Since publication of his book, Flores says he’s heard people say some pretty ridiculous things about coyotes.

“I had a guy who holds coyote-hunting contests say that coyotes in his view were ‘a threat to everything and everybody all the time.’ And therefore we should be waging all-out war against them. Shooting them on sight. Poisoning them on sight. And, you know, I guess I probably thought that that kind of thinking had maybe gone out 30 or 40 years ago. But I realized that that’s not the case.”
Dan Flores - COURTESY DAN FLORES
  • Courtesy Dan Flores
  • Dan Flores
It’s also not the case at the federal level. In Flores’ book, he interviews scientists with the USDA’s Wildlife Services who, he writes, use taxpayer dollars to subsidize agribusiness by killing about 70,000 to 80,000 coyotes a year via M-44 cyanide bombs, aerial gunning and leg-trapping. After an incident last March when a USDA M-44 impacted a boy and killed his pet dog in Idaho, the department is reviewing policies and procedures for the bombs, but continues to spend millions a year killing coyotes and other “nuisance” animals.

Perhaps one of the least understood facts about coyotes is that killing them only makes the larger pack stronger. One of the adaptations that coyotes have, Flores explains in his book, is that whenever their populations are pressured, their litter sizes go up. Typically, a litter is five to six pups, but when their populations are suppressed, the litters grow to 12 to 16 pups. “You can reduce the numbers of coyotes in a given area by 70 percent, but the next summer their population will be back to the original number,” he writes.

“The simple equation is, after a century of attempting to exterminate them, the result has been that there are more coyotes than there ever were, and they are now spread across twice the land mass of North America that they were when we started trying to wipe them out.

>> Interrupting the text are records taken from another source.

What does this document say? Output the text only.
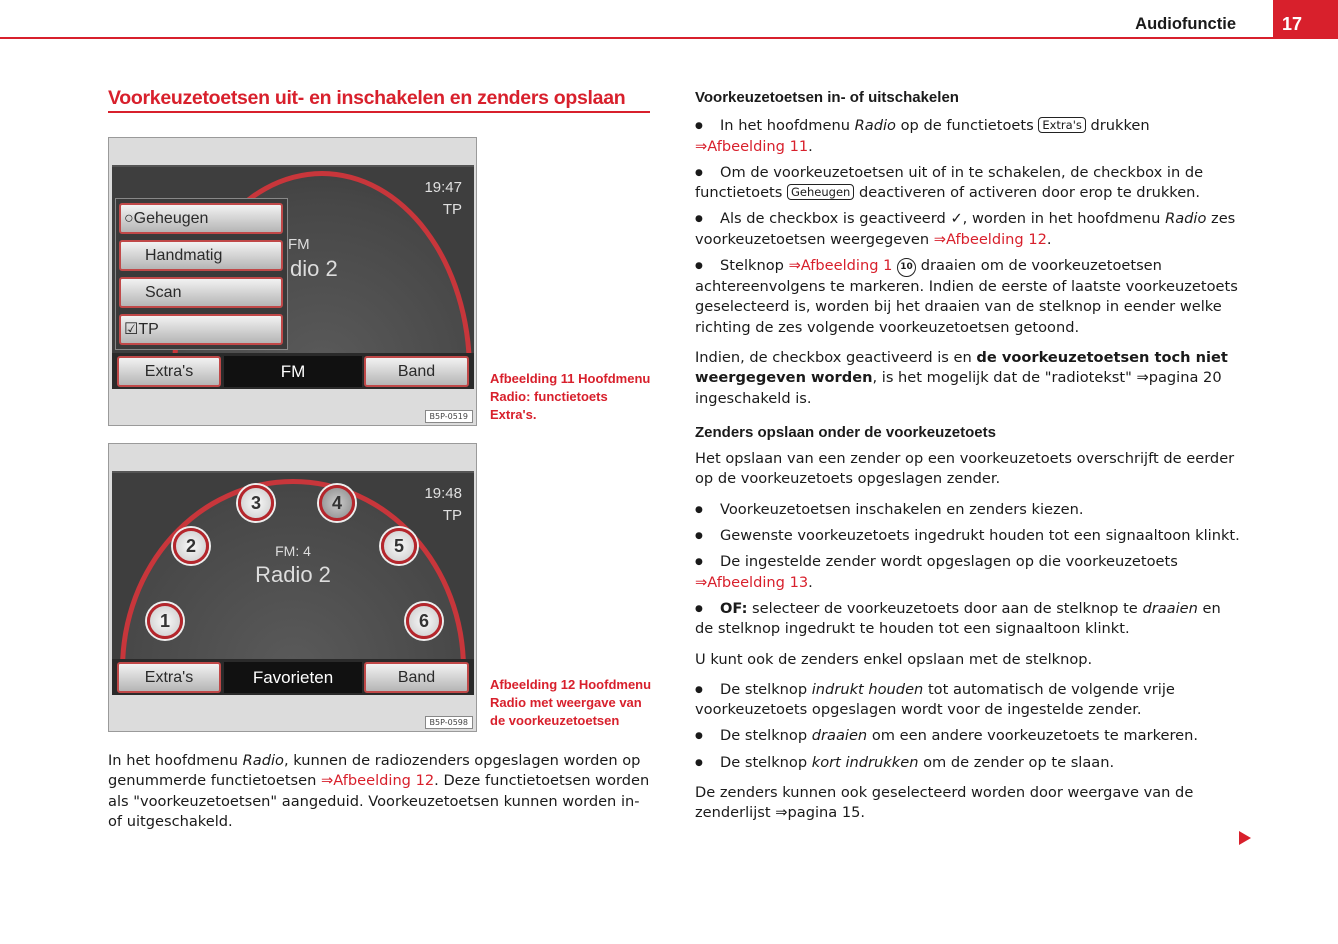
Audiofunctie	17
Voorkeuzetoetsen uit- en inschakelen en zenders opslaan
FM
dio 2
19:47
TP
○Geheugen
Handmatig
Scan
☑TP
Extra's	FM	Band
B5P-0519
Afbeelding 11 Hoofdmenu Radio: functietoets Extra's.
1
2
3	4
5
6
FM: 4
Radio 2
19:48
TP
Extra's	Favorieten	Band
B5P-0598
Afbeelding 12 Hoofdmenu Radio met weergave van de voorkeuzetoetsen

In het hoofdmenu Radio, kunnen de radiozenders opgeslagen worden op genummerde functietoetsen ⇒Afbeelding 12. Deze functietoetsen worden als "voorkeuzetoetsen" aangeduid. Voorkeuzetoetsen kunnen worden in- of uitgeschakeld.

Voorkeuzetoetsen in- of uitschakelen

● In het hoofdmenu Radio op de functietoets Extra's drukken ⇒Afbeelding 11.

● Om de voorkeuzetoetsen uit of in te schakelen, de checkbox in de functietoets Geheugen deactiveren of activeren door erop te drukken.

● Als de checkbox is geactiveerd ✓, worden in het hoofdmenu Radio zes voorkeuzetoetsen weergegeven ⇒Afbeelding 12.

● Stelknop ⇒Afbeelding 1 10 draaien om de voorkeuzetoetsen achtereenvolgens te markeren. Indien de eerste of laatste voorkeuzetoets geselecteerd is, worden bij het draaien van de stelknop in eender welke richting de zes volgende voorkeuzetoetsen getoond.

Indien, de checkbox geactiveerd is en de voorkeuzetoetsen toch niet weergegeven worden, is het mogelijk dat de "radiotekst" ⇒pagina 20 ingeschakeld is.

Zenders opslaan onder de voorkeuzetoets

Het opslaan van een zender op een voorkeuzetoets overschrijft de eerder op de voorkeuzetoets opgeslagen zender.

● Voorkeuzetoetsen inschakelen en zenders kiezen.

● Gewenste voorkeuzetoets ingedrukt houden tot een signaaltoon klinkt.

● De ingestelde zender wordt opgeslagen op die voorkeuzetoets ⇒Afbeelding 13.

● OF: selecteer de voorkeuzetoets door aan de stelknop te draaien en de stelknop ingedrukt te houden tot een signaaltoon klinkt.

U kunt ook de zenders enkel opslaan met de stelknop.

● De stelknop indrukt houden tot automatisch de volgende vrije voorkeuzetoets opgeslagen wordt voor de ingestelde zender.

● De stelknop draaien om een andere voorkeuzetoets te markeren.

● De stelknop kort indrukken om de zender op te slaan.

De zenders kunnen ook geselecteerd worden door weergave van de zenderlijst ⇒pagina 15.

We’ve not only failed to win that war against them, they’ve basically taken over the very ground we were standing on,” Flores says.

Usually when we direct our attention to something in the natural world, he adds, it’s done pretty fast, but this is a completely counterintuitive environmental story. 
“This is the rare instance where we have thrown everything but the kitchen sink at coyotes and the result has been to produce more of them across a larger land mass than have ever existed.”

And so, he adds, what we need to understand most about coyotes is how to live with them, in both rural areas and cities. From keeping a close eye on small pets, to not feeding them scraps, there are many easy ways we can improve the human-coyote relationship.

“The coyotes already know how to do it. They know how to coexist with us. They’ve been doing it for a thousand years. But we’re the ones who are going to have to learn how to do it. … What we want to do is to keep coyotes thinking that we’re a little bit too weird to trust, because we want to keep them wild. We don’t want to let them become too comfortable at being around us.”